How Main Street Will Pay for Home Depot's Data Breach

Photograph by Daniel Acker/Bloomberg

Federal law protects consumers from the cost of fraudulent charges incurred when thieves steal credit-card and debit-card numbers. That’s good for the millions of Americans who had their payments data exposed by the hackers who breached Home Depot’s computer system earlier this year. And it’s bad for merchants, who often take losses on sales made to crooks with stolen cards.

When a credit-card company identifies fraud, it wipes the payment off the cardholder’s account and notifies the merchant. Unless the store can prove the payment was authorized, the credit-card company debits money from a merchant’s checking account, leaving the vendor on the hook for the cost of items that were fraudulently purchased. Merchants also pay penalties, called chargeback fees, for accepting unauthorized charges. Accrue too many chargebacks and you’ll pay higher processing fees or lose the ability to accept certain credit cards.

Those costs add up. The average merchant lost .68 percent of annual revenue to fraud in 2013, but the total cost is a multiple of that, according to a survey published (PDF) last month by LexisNexis. For every dollar lost to fraud, merchants spend a further $3.08, to replace lost inventory and cover chargeback fees and other penalties, according to the survey.

The Home Depot hack left as many as 60 million credit cards and debit cards exposed, according to a report in the New York Times. Add those to the 40 million accounts affected by a hacker assault on Target last year, plus the cards pilfered from Chinese restaurant chain P.F. Chang, luxury retailer Neiman Marcus, and others. A lot of stolen identities are floating around.

Seventy percent of stolen cards will be used for at least one transaction, says Tom Kellerman, chief cybersecurity officer at Trend Micro, a software security company. Crooks like to use stolen cards for expensive items such as consumer electronics and luxury clothing. Airline tickets, rental cars, and gift cards are also popular items.

The large-scale hacks may also lead to more of what merchants call “friendly fraud.” That’s when customers dispute charges that they incurred, and it’s more common than you’d think.

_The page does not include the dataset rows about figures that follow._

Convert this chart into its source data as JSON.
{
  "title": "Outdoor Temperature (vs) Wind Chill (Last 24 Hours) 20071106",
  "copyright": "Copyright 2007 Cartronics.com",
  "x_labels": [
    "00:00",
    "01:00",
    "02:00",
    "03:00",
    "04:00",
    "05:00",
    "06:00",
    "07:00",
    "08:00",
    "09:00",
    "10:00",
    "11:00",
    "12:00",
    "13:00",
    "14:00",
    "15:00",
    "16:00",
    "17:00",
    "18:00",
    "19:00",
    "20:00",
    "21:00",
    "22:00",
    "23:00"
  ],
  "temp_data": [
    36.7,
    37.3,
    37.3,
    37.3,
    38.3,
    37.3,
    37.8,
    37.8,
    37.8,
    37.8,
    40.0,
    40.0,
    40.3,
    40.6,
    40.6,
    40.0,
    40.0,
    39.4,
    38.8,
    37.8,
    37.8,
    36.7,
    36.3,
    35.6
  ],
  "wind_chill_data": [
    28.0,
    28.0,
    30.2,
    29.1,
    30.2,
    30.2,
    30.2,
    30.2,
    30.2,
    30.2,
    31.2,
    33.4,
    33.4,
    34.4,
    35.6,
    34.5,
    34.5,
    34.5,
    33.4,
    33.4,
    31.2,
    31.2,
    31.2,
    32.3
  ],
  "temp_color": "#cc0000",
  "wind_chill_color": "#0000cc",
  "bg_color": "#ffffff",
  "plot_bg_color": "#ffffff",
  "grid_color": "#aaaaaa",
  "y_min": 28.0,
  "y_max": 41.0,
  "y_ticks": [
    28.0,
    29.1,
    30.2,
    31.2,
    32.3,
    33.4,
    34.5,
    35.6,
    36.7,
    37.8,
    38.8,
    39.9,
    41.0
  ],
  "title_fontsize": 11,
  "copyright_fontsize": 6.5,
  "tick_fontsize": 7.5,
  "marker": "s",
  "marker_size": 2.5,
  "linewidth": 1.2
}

Friendly fraud is more prevalent than identity theft, according to LexisNexis.

Thieves can make a sucker out of any business, says Jason Richelson, co-chief executive at ShopKeep, which sells point-of-sale software to small businesses. Before launching the startup, Richelson co-founded a Brooklyn wine shop called the Greene Grape, and recalls a customer who paid for some expensive champagnes with a credit card that couldn’t be read by the store’s swipe machine. The cashier keyed in the card number manually, making it impossible for the store to fight the chargeback notice it received by fax a week later.

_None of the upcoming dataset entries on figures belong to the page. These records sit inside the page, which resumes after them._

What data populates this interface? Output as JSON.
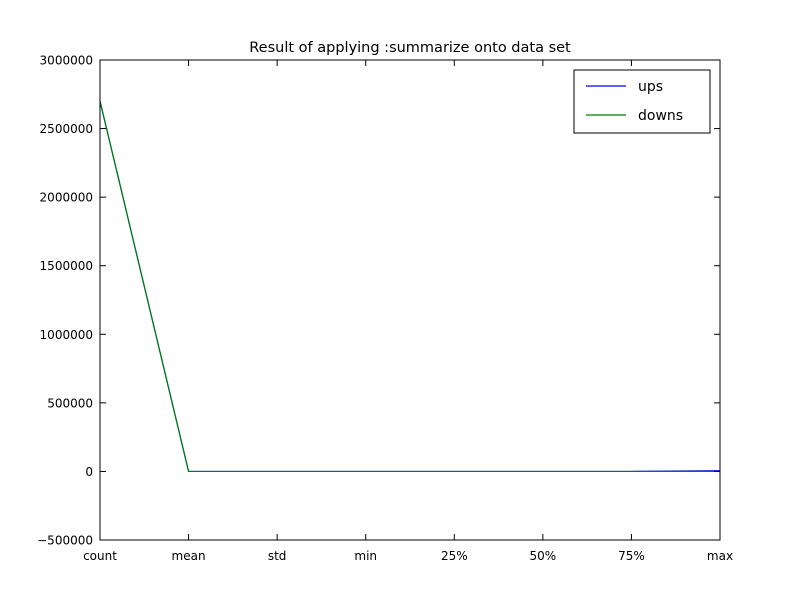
{
  "chart_data": {
    "type": "line",
    "title": "Result of applying :summarize onto data set",
    "xlabel": "",
    "ylabel": "",
    "categories": [
      "count",
      "mean",
      "std",
      "min",
      "25%",
      "50%",
      "75%",
      "max"
    ],
    "ylim": [
      -500000,
      3000000
    ],
    "yticks": [
      -500000,
      0,
      500000,
      1000000,
      1500000,
      2000000,
      2500000,
      3000000
    ],
    "ytick_labels": [
      "−500000",
      "0",
      "500000",
      "1000000",
      "1500000",
      "2000000",
      "2500000",
      "3000000"
    ],
    "grid": false,
    "legend_position": "top-right",
    "series": [
      {
        "name": "ups",
        "color": "#0000ff",
        "values": [
          2700000,
          0,
          0,
          0,
          0,
          0,
          0,
          5000
        ]
      },
      {
        "name": "downs",
        "color": "#008000",
        "values": [
          2700000,
          0,
          0,
          0,
          0,
          0,
          0,
          0
        ]
      }
    ]
  }
}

In order to fight a chargeback, a merchant needs to prove that the credit card was present in the store, and that he verified the identity of the cardholder, says Monica Eaton-Cardone, chief operating officer at Chargebacks911, which helps merchants deal with credit-card fraud. That means swiping the card or taking an imprint with an old-fashioned credit-card reader, getting the customer’s signature, and checking the customer’s driver’s license.

At least brick-and-mortar business have a chance. Online merchants are responsible for virtually all fraudulent transactions, says Eaton-Cardone. “It’s like a speeding ticket,” she says. “You can go to court and try to dispute it, but chances are you’re not going to get it removed from your driving record.”